We also discuss the generalization ability of GWFEF-Net by conducting an experiment in detecting dual-polarization SAR ships from the Singapore Strait. Note that there is no other public dual-polarimetric SAR ship detection dataset, so we choose to construct some dual-polarization images from the Singapore Strait ourselves. Moreover, these images are not included in the DSSDD dataset used in our paper, and therefore can be used to test the generalization performance of GWFEF-Net. The images are from the Sentinel-1 satellite, with the incident angle of 27.6°~34.8°, resolution of 2.3 m × 14.0 m and swathes of ~250 km. Specifically, in this discussion, the images from Shanghai, the Suez Canal, etc., in DSSDD are selected as our training set, and the dual-polarization images from the Singapore Strait serve as the test set.
Figure 8 shows the detection results of GWFEF-Net on the dual-polarization images from the Singapore Strait. From
Figure 8, GWFEF-Net can successfully detect many ships in both offshore and inshore scenes. Specifically, GWFEF-Net can correctly detect most ships except for one inshore ship. The above shows the excellent generalization ability of GWFEF-Net.
In the future, the typical roll-invariant polarimetric feature will be considered due to its advantage of robustness for rotation ships [
59]; the quad-polarization SAR (QP SAR) will be considered because it has the most abundant polarization information [
60]; the compact polarimetric SAR (CP SAR) will also be considered because it can reach a balance between swath width and polarization information [
61]. In short, we will explore the SAR polarimetric features mentioned above to further improve the ship detection performance. In addition, some traditional artificial features with expert knowledge also reflect the scattering mechanism of ships. Thus, we will also consider integrating the traditional artificial features and polarization features into CNNs to further improve GWFEF-Net’s detection performance.

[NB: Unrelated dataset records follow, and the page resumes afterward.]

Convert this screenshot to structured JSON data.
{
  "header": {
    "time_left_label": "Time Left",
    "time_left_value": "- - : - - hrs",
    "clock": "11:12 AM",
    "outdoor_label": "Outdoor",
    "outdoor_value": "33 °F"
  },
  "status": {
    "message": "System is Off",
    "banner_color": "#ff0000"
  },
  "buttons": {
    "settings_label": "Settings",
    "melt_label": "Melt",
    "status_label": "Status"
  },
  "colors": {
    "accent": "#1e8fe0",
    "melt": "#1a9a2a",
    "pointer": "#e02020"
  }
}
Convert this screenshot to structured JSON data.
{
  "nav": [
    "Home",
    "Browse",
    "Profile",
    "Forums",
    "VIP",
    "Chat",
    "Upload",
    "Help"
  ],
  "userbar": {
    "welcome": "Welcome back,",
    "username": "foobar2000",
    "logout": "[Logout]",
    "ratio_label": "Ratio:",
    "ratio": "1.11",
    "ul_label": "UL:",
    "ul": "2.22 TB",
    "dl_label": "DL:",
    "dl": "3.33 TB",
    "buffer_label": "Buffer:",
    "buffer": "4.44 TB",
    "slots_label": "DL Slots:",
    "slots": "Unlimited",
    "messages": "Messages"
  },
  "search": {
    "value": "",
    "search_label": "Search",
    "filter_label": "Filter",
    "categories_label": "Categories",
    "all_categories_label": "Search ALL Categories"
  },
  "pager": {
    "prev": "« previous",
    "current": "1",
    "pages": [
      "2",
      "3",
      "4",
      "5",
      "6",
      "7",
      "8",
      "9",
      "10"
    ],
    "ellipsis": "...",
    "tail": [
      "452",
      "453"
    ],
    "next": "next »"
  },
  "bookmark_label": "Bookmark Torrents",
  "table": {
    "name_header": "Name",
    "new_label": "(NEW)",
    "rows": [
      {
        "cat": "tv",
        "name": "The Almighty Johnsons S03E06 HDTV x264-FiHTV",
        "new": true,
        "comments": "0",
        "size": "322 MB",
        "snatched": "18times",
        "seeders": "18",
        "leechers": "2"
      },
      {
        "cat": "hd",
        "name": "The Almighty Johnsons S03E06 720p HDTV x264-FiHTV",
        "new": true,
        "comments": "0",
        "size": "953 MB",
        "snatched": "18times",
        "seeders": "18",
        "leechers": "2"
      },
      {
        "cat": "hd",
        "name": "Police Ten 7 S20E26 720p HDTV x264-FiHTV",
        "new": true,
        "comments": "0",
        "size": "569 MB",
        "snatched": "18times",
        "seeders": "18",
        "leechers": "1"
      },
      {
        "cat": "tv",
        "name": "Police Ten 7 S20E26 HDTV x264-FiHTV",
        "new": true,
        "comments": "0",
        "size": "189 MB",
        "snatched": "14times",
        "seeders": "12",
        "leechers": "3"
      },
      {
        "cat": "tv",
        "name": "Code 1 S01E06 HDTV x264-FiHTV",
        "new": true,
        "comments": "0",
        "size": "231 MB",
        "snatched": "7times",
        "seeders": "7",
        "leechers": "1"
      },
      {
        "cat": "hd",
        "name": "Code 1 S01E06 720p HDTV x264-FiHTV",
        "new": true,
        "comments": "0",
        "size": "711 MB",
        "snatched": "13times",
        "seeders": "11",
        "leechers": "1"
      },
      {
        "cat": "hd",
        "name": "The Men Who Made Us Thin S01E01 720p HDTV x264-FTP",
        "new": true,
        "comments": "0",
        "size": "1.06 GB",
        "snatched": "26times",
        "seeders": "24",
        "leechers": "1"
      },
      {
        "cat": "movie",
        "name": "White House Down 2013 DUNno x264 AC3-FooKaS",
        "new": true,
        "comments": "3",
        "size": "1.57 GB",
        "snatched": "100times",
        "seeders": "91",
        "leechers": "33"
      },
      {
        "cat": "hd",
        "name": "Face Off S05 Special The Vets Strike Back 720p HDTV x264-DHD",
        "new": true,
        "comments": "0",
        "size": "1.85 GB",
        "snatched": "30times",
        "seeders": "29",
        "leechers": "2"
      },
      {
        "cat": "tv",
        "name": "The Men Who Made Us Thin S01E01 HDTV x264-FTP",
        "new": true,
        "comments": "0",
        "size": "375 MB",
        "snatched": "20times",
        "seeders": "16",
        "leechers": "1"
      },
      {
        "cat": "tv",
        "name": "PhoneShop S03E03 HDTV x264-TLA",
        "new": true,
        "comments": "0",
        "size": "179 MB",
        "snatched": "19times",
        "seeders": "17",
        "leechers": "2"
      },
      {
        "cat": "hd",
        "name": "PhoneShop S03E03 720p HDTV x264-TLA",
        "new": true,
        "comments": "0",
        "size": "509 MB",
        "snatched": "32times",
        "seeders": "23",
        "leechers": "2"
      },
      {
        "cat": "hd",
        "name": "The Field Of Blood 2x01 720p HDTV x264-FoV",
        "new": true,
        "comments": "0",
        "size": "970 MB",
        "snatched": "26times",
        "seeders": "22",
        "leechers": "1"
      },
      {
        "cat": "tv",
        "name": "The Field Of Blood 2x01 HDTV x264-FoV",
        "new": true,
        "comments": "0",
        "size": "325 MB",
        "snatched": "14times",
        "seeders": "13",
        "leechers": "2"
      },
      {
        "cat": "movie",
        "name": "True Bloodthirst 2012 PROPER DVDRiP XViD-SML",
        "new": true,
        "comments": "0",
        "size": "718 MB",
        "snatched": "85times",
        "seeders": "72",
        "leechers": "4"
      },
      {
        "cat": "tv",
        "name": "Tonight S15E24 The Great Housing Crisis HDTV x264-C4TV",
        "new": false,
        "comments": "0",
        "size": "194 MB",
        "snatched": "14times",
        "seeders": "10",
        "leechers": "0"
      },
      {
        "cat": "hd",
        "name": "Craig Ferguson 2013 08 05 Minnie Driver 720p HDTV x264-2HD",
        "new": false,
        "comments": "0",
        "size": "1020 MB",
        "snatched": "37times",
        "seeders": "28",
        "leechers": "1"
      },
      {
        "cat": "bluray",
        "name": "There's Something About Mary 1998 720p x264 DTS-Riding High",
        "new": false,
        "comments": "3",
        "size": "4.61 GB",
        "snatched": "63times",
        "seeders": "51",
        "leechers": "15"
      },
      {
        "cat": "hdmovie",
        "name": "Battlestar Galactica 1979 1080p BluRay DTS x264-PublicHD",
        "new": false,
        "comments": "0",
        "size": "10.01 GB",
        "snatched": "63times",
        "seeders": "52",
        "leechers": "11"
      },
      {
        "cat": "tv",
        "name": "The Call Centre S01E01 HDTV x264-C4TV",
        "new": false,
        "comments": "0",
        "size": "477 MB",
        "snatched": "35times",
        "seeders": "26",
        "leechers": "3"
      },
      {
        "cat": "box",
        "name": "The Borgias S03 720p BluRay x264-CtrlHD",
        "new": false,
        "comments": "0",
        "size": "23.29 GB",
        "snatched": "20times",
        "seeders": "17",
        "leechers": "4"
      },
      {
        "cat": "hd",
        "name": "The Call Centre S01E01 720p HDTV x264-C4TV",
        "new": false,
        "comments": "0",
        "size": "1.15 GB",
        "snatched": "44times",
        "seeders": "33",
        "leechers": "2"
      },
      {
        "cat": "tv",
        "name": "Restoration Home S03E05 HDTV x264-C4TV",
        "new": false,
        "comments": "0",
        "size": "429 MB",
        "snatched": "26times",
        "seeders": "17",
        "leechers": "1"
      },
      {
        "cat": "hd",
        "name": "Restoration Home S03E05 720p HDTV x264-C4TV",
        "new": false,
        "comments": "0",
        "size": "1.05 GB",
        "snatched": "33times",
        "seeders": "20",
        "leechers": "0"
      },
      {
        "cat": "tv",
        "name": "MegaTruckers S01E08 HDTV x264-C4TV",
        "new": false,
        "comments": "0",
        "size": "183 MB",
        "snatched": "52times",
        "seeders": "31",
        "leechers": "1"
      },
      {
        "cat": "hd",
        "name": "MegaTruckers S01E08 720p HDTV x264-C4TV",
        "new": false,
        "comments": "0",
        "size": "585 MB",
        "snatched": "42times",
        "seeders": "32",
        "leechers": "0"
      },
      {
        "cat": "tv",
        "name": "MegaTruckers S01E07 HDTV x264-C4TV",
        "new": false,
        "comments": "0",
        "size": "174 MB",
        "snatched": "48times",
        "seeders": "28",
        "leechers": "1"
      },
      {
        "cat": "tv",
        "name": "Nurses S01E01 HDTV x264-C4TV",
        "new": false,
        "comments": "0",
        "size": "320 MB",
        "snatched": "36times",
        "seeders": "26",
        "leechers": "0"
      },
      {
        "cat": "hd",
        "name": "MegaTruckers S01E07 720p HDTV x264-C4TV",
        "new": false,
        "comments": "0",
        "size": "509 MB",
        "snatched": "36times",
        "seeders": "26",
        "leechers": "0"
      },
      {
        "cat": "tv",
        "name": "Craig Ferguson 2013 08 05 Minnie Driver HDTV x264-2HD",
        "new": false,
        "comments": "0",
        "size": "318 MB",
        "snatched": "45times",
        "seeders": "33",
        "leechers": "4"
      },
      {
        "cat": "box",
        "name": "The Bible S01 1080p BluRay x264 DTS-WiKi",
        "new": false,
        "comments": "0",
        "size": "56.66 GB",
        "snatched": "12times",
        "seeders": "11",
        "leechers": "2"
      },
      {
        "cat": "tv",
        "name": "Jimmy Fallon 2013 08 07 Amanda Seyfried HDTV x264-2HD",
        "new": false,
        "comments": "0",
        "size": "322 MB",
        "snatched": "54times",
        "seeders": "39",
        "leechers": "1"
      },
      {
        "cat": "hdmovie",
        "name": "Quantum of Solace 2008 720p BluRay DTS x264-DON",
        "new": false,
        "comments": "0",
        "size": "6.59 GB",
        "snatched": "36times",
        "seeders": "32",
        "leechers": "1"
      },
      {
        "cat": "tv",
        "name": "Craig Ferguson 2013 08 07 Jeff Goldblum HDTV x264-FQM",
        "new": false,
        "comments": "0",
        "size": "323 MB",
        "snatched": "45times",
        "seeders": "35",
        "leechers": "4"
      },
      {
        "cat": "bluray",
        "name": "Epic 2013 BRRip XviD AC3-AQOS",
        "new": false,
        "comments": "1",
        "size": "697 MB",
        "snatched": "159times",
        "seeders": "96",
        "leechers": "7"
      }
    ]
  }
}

Our future work is as follows:
7. Conclusions
In this paper, we present a novel two-stage deep learning network named “GWFEF-Net” for better dual-polarization SAR ship detection. The proposed GWFEF-Net introduces novel contributions on four aspects to achieve better detection performance, i.e., (1) DFE is used to enrich the feature library and suppress clutter interferences to facilitate feature extraction, (2) GFF is used to obtain each enhanced polarization semantic feature to highlight each polarization feature region, (3) GFF is used to obtain fused multi-scale polarization features to realize polarization features’ group-wise information interaction, (4) HPCA is used for channel modeling to balance each polarization feature’s contribution. Finally, extensive experimental results on the Sentinel-1 dual-polarization SAR ship dataset demonstrate the superior dual-polarization SAR ship detection performance of GWFEF-Net (94.18% in AP), compared with the other ten competitive methods. Specifically, GWFEF-Net can achieve a 4% improvement in AP compared to the baseline Faster R-CNN and a 2.51% improvement in AP compared to the second-best model. In brief, GWFEF-Net can offer high-quality dual-polarization SAR ship detection results, especially ensuring very few missed inspections, which is of great value.